We thought Stephanie’s lined Yanaka Jacket with pockets was such a clever pattern modification that we asked her to write about it for the blog. Here she is to show off her beautiful jacket and tell you how she did it.
Project details: After making my first Yanaka Jacket, I knew there was only one thing missing: pockets. I set my phone down horizontally on the pattern while cutting it out and realized that even the size 0 pattern had enough room to make a pocket that would fit my phone, a rare occurrence for petite/small sizes.
I drafted the pockets by tracing the front pattern piece from the lengthen/shorten line down. This wound up being a bit too tall, so I trimmed it down based on the size of my phone and available fabric scraps until I got to the size I wanted with enough extra on top to fold down for a facing.
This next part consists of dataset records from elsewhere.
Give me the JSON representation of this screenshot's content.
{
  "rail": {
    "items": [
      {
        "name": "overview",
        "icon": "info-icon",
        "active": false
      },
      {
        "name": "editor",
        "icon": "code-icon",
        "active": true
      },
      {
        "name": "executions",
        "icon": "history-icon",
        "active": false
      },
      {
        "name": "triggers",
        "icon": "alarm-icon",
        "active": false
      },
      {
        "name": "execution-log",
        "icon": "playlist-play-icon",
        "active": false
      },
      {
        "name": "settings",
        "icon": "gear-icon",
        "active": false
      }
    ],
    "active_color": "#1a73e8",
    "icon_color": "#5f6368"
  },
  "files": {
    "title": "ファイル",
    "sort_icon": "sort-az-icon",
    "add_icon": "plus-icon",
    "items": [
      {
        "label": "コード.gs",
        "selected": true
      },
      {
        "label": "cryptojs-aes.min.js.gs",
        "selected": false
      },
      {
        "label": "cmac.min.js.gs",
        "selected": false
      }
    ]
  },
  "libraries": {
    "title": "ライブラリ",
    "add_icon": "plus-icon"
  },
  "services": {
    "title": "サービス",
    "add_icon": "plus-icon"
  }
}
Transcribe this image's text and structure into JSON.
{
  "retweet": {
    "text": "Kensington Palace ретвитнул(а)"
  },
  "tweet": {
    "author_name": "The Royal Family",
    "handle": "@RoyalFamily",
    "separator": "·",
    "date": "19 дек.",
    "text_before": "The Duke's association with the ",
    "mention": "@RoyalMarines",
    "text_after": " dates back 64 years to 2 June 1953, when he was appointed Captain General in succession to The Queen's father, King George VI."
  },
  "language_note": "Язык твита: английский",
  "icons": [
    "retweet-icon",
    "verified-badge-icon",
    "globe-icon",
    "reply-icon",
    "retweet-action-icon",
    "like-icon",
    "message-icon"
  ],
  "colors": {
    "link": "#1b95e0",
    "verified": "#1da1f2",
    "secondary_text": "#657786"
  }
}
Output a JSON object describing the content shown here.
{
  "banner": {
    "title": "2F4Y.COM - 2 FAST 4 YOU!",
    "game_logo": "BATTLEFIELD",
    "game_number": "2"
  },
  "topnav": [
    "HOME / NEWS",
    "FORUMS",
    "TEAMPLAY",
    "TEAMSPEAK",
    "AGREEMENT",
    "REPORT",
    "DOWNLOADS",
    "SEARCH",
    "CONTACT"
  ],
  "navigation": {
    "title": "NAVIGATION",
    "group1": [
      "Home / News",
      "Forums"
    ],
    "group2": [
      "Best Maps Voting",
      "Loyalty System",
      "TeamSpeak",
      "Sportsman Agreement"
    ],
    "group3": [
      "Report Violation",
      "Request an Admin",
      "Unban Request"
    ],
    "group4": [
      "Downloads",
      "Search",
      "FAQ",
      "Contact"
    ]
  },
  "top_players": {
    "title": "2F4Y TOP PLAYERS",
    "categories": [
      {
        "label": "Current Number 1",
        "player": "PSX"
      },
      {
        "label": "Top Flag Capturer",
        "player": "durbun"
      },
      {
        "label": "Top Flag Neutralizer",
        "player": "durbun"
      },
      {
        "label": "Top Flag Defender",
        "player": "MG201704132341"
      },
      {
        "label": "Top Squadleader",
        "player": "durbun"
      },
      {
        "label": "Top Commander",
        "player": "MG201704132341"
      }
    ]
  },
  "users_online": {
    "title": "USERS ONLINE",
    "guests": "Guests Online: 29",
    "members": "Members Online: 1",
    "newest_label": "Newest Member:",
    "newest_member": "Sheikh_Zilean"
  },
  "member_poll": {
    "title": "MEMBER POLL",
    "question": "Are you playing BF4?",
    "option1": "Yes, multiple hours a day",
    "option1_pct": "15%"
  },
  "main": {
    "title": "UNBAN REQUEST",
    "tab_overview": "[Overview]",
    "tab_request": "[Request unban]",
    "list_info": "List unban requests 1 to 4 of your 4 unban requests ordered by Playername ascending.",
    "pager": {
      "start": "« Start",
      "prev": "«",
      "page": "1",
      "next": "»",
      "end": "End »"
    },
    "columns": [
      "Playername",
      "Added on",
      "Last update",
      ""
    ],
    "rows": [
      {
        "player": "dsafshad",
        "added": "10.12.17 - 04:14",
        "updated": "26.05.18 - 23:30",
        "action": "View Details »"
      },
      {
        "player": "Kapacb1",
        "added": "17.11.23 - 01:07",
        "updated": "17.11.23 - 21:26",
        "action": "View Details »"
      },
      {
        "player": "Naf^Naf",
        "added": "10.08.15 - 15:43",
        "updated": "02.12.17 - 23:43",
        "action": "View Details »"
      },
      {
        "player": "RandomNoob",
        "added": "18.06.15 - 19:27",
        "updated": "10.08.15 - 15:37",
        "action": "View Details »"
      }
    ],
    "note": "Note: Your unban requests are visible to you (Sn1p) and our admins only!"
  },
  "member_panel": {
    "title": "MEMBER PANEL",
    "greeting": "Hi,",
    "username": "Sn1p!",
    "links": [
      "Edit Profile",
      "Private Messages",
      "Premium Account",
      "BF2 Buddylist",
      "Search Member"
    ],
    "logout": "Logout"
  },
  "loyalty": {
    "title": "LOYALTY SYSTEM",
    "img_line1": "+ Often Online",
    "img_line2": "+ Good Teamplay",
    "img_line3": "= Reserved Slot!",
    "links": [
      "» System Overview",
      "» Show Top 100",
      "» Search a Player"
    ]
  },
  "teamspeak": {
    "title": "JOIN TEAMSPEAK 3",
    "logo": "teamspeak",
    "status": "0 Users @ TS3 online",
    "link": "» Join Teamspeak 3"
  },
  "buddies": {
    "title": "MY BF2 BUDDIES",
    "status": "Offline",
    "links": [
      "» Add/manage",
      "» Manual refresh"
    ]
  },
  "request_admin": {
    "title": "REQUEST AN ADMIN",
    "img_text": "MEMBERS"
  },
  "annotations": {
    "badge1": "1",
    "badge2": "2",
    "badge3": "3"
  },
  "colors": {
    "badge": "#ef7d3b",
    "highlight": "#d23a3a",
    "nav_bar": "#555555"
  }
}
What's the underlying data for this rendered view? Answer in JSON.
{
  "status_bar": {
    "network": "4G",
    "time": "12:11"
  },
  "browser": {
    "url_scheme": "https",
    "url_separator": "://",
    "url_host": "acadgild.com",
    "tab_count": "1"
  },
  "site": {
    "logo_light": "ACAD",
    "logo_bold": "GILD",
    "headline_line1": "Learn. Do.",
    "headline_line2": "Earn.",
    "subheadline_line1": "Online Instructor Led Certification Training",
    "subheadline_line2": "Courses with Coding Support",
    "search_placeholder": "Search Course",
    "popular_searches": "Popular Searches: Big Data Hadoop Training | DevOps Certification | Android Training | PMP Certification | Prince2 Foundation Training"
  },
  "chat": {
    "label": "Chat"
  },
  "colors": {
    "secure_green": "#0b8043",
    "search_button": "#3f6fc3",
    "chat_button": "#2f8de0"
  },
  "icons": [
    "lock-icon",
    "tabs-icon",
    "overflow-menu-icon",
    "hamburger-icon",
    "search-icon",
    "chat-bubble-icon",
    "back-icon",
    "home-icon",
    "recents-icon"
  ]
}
I basted the pocket pieces to the main front piece as the first step when sewing, then treated the pocket and front as one piece and followed the rest of the instructions per the pattern.
Fabric used: I used quilted Merchant & Mills cotton jacquard from Needles Studio for the outer and flannel from Maker Mountain Fabrics for the lining.
Did the fabric work well? Though it’s a bit drapier than the pattern suggests, this fabric made a very cozy jacket. Because this is not a very stiff fabric, my collar does flop down rather than standing upright. Note: My fabric/lining combination wound up being on the thicker side and I had less wearing ease in this jacket than I did in my first.
How did the sewing go? This jacket came together very easily. Once I sorted out how to make the pockets, the main jacket came together per the instructions. After sewing the outer, I decided to add a lining. I traced off a new front piece, traced the facing onto that and then added seam allowance to get my front lining piece. I used the other pieces as drafted for the lining.
What was the best part? I was thrilled with how seamlessly the pockets blended into the front piece, providing function without drawing excess attention or adding a distracting horizontal line. Also, the cut-on sleeves and sleeve gussets make for a great fit (and no setting in sleeves, one of my least favorite parts of sewing jackets).